Côte d’Ivoire, un climat pesant à un mois de la présidentielle

A un mois de l’élection présidentielle en Côte d’Ivoire, un calme pesant règne dans la capitale économique. Pendant que les deux camps, le parti au pouvoir et l’opposition, se préparent à s’affronter dans les urnes ou dans la rue, la population se débat avec l’incertitude.

Correspondance à Abidjan

Comme souvent, c’est un chauffeur de taxi qui résume le mieux l’état d’esprit dans lequel vit la population : « On a le cœur qui bat, on est inquiet, on ne veut pas revivre les violences de 2011, on veut la paix ».

« On a le cœur qui bat »

Cette inquiétude est visible dans les rayons des supermarchés où les produits de première nécessité comme le riz et l’huile sont dévalisés. Elle est également palpable dans les rues d’Abidjan désertées après 21h. Dans les conversations, la guerre de 2011 est omniprésente. Chacun se souvient, raconte des anecdotes et si par pudeur ces récits sont souvent relatés avec légèreté et humour, le traumatisme de cette guerre reste toujours aussi prégnant. Un militant du PPACI, le parti de l’ancien président Laurent Gbagbo, dont la candidature n’a pas été retenue par le Conseil constitutionnel, constate «  la tension est en train de monter », pour lui « il ne faut pas s’y tromper, nous sommes déjà entrés dans la crise préélectorale. »

En revanche, les partisans d’Alassane Ouattara se montrent confiants : « il n’y aura rien, le pays ne va pas se mélanger, l’opposition est faible et le pouvoir est bien préparé. » La majorité silencieuse oscille entre ces deux versions, chacun y va de ses prédictions et de ses scénarios et rêve d’une alternance pacifique à « la Sénégalaise »…

Chaque camp fourbit ses armes

La campagne officielle ne s’ouvrant que le 9 octobre, les murs n’affichent pas encore les portraits géants des seuls cinq candidats retenus par le Conseil Constitutionnel  et les grands meetings n’ont pas encore commencé.

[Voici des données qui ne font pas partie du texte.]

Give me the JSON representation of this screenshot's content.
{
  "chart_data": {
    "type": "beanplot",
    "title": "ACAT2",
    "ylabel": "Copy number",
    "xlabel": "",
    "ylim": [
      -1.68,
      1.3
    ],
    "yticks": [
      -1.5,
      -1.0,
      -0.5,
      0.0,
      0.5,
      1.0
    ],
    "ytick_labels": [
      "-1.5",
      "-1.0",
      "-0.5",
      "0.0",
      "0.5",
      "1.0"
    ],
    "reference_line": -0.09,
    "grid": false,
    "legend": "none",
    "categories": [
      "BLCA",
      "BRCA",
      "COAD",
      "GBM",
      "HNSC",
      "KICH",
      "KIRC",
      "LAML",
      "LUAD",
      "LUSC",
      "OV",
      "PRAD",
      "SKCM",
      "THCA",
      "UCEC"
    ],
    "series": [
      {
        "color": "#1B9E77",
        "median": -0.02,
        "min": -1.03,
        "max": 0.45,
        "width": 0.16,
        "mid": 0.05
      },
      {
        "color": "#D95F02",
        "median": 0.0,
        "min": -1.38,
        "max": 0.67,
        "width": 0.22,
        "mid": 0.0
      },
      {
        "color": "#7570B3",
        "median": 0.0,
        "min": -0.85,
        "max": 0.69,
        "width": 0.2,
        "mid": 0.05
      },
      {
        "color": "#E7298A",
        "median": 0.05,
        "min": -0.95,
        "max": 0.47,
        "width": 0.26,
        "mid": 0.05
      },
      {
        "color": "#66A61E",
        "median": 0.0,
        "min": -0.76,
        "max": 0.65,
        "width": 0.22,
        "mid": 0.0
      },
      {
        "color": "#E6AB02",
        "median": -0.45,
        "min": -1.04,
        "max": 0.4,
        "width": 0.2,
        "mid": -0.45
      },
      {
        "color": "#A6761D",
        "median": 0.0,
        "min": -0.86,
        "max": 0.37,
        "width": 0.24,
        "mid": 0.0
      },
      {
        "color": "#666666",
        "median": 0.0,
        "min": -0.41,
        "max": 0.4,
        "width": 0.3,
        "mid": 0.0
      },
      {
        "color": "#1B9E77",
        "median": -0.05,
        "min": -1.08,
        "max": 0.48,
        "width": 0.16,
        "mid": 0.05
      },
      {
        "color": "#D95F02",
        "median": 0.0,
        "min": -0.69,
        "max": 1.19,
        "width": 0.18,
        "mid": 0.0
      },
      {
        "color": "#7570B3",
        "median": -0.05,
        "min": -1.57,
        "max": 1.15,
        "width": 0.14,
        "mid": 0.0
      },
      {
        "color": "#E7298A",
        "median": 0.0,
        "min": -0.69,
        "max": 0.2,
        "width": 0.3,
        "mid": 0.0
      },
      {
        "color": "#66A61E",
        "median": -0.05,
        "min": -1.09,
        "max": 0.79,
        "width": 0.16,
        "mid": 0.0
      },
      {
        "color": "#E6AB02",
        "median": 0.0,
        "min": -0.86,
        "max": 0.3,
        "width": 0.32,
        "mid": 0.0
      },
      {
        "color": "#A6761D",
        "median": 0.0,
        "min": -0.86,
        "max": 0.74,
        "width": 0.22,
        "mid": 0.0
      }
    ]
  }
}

Cependant tous les états-majors s’activent. 

Dans le camp du pouvoir, la sérénité n’est que de façade, chez eux aussi la tension est en train de monter.  Depuis le 23 septembre, l’armée a été déployée dans tout le pays et les services de sécurité sont sur le qui-vive. Dans la capitale, les cargos de la police sont plus nombreux et sont volontairement plus visibles, notamment à Yopougon, une commune acquise à Laurent Gbagbo. Les policiers contrôlent les identités, arrêtent les personnes et relâchent la plupart d’entre elles après quelques heures au poste.

Du côté du PPACI de Laurent Gbagbo, les grandes manœuvres se préparent mais rien ne filtre des intentions de l’ancien président. Ses partisans sont suspendus à ses lèvres, ils attendent le mot d’ordre de mobilisation qui donnera le top départ. D’après des indiscrétions se seraient pour la fin de la semaine, mais qui sait ?

Tidjane Thiam, le candidat du PDCI, autre grand parti d’opposition qui n’a lui non plus pas été retenu par le Conseil constitutionnel, est loin du pays à New-York où il fait du lobbying pour rallier l’administration américaine à sa cause. Sur le terrain, la direction de ce parti veut encore croire à la diplomatie. Elle a profité de la présence à Abidjan du Représentant spécial du Secrétaire général de l’Onu pour l’Afrique de l’Ouest et le Sahel (Unowas), le Mozambicain, Leonardo Santos Simão, pour appeler les Nations Unies à mettre en œuvre une médiation urgente pour favoriser un dialogue politique inclusif. Peine perdue ?

Alors que l’absence de consensus politique laisse planer une ombre sur la stabilité du pays, les Ivoiriens restent suspendus entre le désir de paix et les craintes d’un remake de 2011.